Срамнову пододвинули стул, он сел. Следующие полчаса он рассказывал Совету как всё произошло, стараясь не упустить ничего, припоминая подробности и каждый шаг, сделанный группой с утра. Пока рассказывал, с крыльца передали блюдо с пирогами и банку молока. Рассказывая, Фёдор уплетал эти превосходные пироги с капустой, чавкая и прихлёбывая прямо из банки. Отец Паисий, наблюдая за его трапезой, улыбнулся — слава Богу, такое пережил, а аппетит не утратил — крепкий мужик. Закончил он свой рассказ инцендентом с Неклюевым на русинской заставе, и рассказав, спросил:
— Как он, кстати, Неклюев-то? Лично я сожалею о произошедшем, чёрт на гнев попутал. Однако, с другой стороны, он тоже хорош был. Надо бы навестить его, что-ли…

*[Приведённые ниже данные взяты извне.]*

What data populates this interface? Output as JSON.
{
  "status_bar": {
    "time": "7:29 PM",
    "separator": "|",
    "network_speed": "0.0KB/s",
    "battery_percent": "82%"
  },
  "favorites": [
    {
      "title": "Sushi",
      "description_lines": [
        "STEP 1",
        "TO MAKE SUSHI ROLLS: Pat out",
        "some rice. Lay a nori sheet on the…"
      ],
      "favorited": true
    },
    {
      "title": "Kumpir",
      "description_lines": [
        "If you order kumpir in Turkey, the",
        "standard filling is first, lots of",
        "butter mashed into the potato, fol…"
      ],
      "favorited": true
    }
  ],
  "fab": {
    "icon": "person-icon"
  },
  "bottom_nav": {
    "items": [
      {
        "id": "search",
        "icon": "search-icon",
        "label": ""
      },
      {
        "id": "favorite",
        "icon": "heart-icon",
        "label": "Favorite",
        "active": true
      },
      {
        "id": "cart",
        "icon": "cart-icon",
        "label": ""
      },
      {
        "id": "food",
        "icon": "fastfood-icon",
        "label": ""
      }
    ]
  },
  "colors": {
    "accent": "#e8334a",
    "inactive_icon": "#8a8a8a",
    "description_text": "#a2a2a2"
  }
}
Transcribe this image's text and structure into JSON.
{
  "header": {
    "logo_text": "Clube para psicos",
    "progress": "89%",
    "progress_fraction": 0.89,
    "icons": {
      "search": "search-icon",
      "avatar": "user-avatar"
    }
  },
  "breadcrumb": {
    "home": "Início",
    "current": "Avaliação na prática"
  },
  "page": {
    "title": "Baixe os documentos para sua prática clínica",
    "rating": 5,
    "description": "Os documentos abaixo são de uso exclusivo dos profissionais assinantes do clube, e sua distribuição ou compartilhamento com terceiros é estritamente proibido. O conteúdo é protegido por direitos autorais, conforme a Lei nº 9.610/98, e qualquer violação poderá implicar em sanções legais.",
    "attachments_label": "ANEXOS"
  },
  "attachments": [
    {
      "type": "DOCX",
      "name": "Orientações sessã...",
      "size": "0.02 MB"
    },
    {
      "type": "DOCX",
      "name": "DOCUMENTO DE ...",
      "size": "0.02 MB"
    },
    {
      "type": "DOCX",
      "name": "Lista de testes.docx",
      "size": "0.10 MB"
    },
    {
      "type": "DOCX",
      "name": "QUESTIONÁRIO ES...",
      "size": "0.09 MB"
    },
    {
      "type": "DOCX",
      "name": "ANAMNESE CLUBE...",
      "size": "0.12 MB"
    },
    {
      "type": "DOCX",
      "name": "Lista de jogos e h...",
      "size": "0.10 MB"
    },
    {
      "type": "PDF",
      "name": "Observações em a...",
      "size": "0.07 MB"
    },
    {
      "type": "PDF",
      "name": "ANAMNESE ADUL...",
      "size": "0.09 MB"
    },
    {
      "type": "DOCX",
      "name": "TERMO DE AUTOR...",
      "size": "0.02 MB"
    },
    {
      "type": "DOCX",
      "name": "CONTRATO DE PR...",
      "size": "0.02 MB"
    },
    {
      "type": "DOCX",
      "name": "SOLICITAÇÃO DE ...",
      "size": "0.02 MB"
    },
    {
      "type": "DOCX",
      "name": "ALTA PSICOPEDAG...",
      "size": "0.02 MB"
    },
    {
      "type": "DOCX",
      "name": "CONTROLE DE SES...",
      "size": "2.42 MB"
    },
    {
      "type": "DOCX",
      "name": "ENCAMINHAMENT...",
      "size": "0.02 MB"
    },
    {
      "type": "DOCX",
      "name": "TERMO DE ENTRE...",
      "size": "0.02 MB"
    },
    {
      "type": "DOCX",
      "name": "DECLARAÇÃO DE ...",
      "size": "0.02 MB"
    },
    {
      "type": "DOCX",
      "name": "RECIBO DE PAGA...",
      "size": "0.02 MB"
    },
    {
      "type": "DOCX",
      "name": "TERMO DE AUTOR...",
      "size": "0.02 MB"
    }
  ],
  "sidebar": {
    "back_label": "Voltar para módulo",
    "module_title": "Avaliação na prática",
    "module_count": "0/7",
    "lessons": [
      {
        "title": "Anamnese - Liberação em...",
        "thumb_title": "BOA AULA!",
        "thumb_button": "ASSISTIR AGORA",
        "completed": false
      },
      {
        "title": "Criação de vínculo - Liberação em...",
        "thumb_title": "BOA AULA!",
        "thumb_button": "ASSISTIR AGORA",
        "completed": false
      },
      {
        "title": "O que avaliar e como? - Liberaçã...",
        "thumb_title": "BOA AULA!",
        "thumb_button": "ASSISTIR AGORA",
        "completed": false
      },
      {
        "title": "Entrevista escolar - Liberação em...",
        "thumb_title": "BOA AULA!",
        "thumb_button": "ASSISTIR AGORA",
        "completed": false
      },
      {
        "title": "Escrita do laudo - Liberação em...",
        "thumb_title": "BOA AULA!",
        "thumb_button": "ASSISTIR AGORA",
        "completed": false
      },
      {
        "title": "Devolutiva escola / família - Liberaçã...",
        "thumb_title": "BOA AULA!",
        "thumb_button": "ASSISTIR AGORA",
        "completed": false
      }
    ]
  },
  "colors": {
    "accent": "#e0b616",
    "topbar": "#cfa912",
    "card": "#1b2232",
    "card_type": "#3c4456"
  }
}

— А ты сам меньше гневу волю давай! — проскрипел, молчавший до этого старый отец Александр. — Следи за собой-то. Гнев да гордость — первые грехи что человека губят. От них беды лютые среди людей.
— Ты за него не переживай, за Неклюева. — ответил ему Валера. — Как я слышал — по делу ты ему укатал. Повнимательнее будет за помелом своим следить. А то волю взял: как что не по-евоному — так по-матушке посылает всех. Наука будет. Теперь заживает, как на собаке — глядишь, через недельку снова языком чесать начнёт.
Слушая Паратова, отец Паисий покачал головой:
— Валера. Сам-то за языком не следишь.
— Да грешен, батюшка. Так я не раз говорил уже об этом ему, а всё как с гуся вода. Привык он так с людьми — гавкать. Но Бог не Тимошка…
— Не Тимошка, это точно. Подумай об этом. — осадил Валеру батюшка.
— Ладно, товарищи. — прервал его наставления Русков. — Не об этом речь теперь. Федю Срамнова мы послушали с вами. Ну что — худо вспоминать, но вышло всё так, как я и предупреждал. Был ведь разговор, батюшка?! — глянул он на отца Паисия.